Türbe. Caminin doğu tarafında bulunan ve kapının yanında kartuş içindeki kitâbeden Mardinli Şa‘bân b. Abdullah tarafından yapıldığı anlaşılan Hüsrev Paşa’nın türbesi sekizgen planlı kesme taştan bir binadır. Türbe kapısının diğer tarafında mimar kitâbesinin simetriğinde ise şu kitâbe yer alır: “el-Mü’minü hayyün fi’d-dâreyn” (Mümin iki dünyada da diridir). Üstü sivri külâhlı olan yapının içinde ise kubbe vardır. Türbe kapısı üstünde Türkçe kitâbesi yer almıştır. Her cephesinde dilimli boşaltma kemeri içinde bir penceresi bulunan bu küçük mimari eser genel görüntüsüyle yapıldığı yılların klasik Osmanlı-Türk mimari üslûbuna uymayan bir karaktere sahiptir.
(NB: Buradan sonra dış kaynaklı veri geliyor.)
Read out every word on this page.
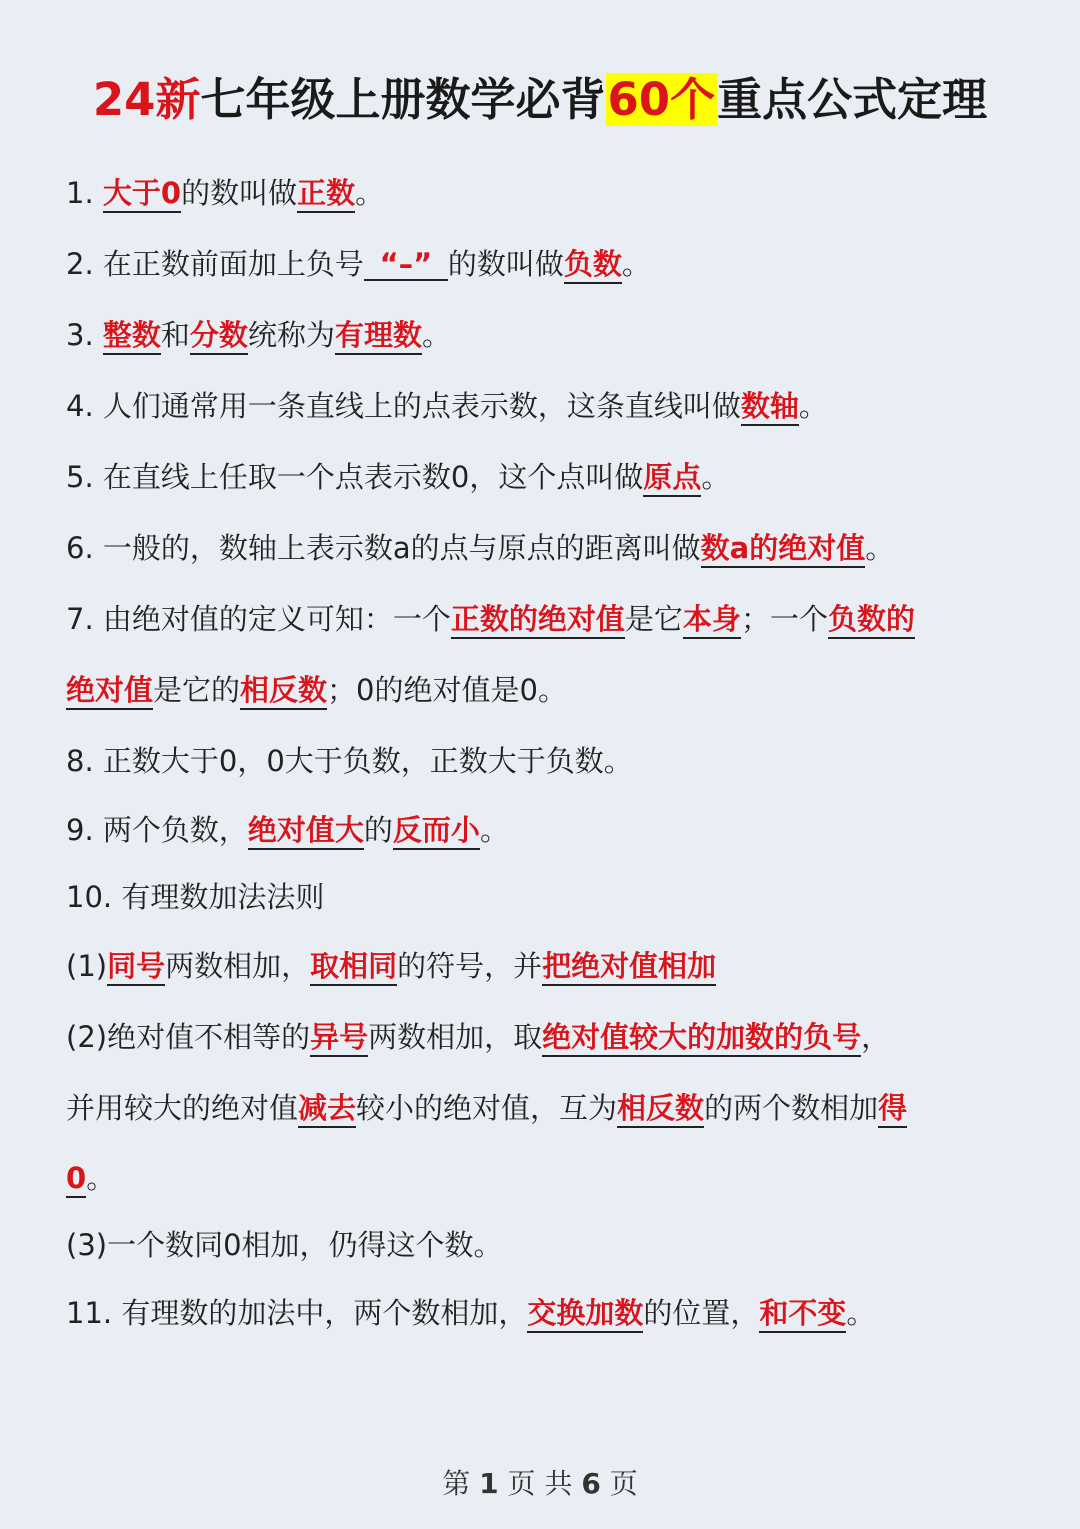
24新七年级上册数学必背60个重点公式定理
1. 大于0的数叫做正数。
2. 在正数前面加上负号 “–” 的数叫做负数。
3. 整数和分数统称为有理数。
4. 人们通常用一条直线上的点表示数，这条直线叫做数轴。
5. 在直线上任取一个点表示数0，这个点叫做原点。
6. 一般的，数轴上表示数a的点与原点的距离叫做数a的绝对值。
7. 由绝对值的定义可知：一个正数的绝对值是它本身；一个负数的
绝对值是它的相反数；0的绝对值是0。
8. 正数大于0，0大于负数，正数大于负数。
9. 两个负数，绝对值大的反而小。
10. 有理数加法法则
(1)同号两数相加，取相同的符号，并把绝对值相加
(2)绝对值不相等的异号两数相加，取绝对值较大的加数的负号，
并用较大的绝对值减去较小的绝对值，互为相反数的两个数相加得
0。
(3)一个数同0相加，仍得这个数。
11. 有理数的加法中，两个数相加，交换加数的位置，和不变。
第 1 页 共 6 页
Van’daki Hüsrev Paşa Camii şimdiye kadar sanat tarihi bakımından yeterli derecede incelenmediği gibi iyi bir rölövesi de henüz yayımlanmamıştır. Nisbetleri ve dış hatları Osmanlı ve Mimar Sinan’ın üslûbuna oldukça aykırı düşen eserin en doğudaki âbidevî yapılardan biri olarak üzerinde durulması gerekmektedir.

BİBLİYOGRAFYA:

Sâî, Tezkiretü’l-ebniye, s. 27; Evliya Çelebi, Seyahatnâme, IV, 181-182; Sicill-i Osmânî, II, 273; Danişmend, Kronoloji, III, 14, 21, 36, 53, 104; Bekir Kütükoğlu, Osmanlı-İran Siyasî Münasebetleri: 1578-1590, İstanbul 1962, bk. İndeks; H. E. B. Lynch, Armenia, Travels and Studies, Beirut 1967, II, 105; Van İl Yıllığı: 1967, Ankara 1968, s. 149; Cengiz Alper, Çeşitli Yönleriyle Van, Ankara 1974, s. 39; Aptullah Kuran, Mimar Sinan, İstanbul 1986, s. 283; Cavit Türkoğlu, Tarihte Van, Van, ts. (eserde sayfalar numaralandırılmamış); Ali Sâim Ülgen, Mimar Sinan Eserleri, Ankara, ts., I, lv. 85-87; Taner Tarhan, “Van Kalesi ve Eski Van Şehrinin Millî Park Projesine Dair Önçalışmalar, I-Anıt Yapılar”, Araştırma Sonuçları Toplantısı III, Ankara 1985, s. 317-320; Abdüsselâm Uluçam, “Hüsrev Paşa Külliyesi”, Dünyada Van, sy. 5, Van 1994, s. 11-13; Rahmi Hüseyin Ünal, “Türk Döneminde Van”, Van, Ankara 1995, s. 111, 114, 117, 118, 131, 149; Selçuk Güzeloğlu, Tanrı Haldi’nin Başkenti: Van ve Çevresine Tarihî ve Arkeolojik Bir Bakış, İstanbul 1996, s. 35-36; G. Raby, “Diyarbakır: A Rival to Iznik-A Six-teenth Century Tile Industry in Eastern Anatolia”, Istanbuler Mitteilungen, sy. 27-28, Istanbul 1977-78, s. 435, lv. 150-151.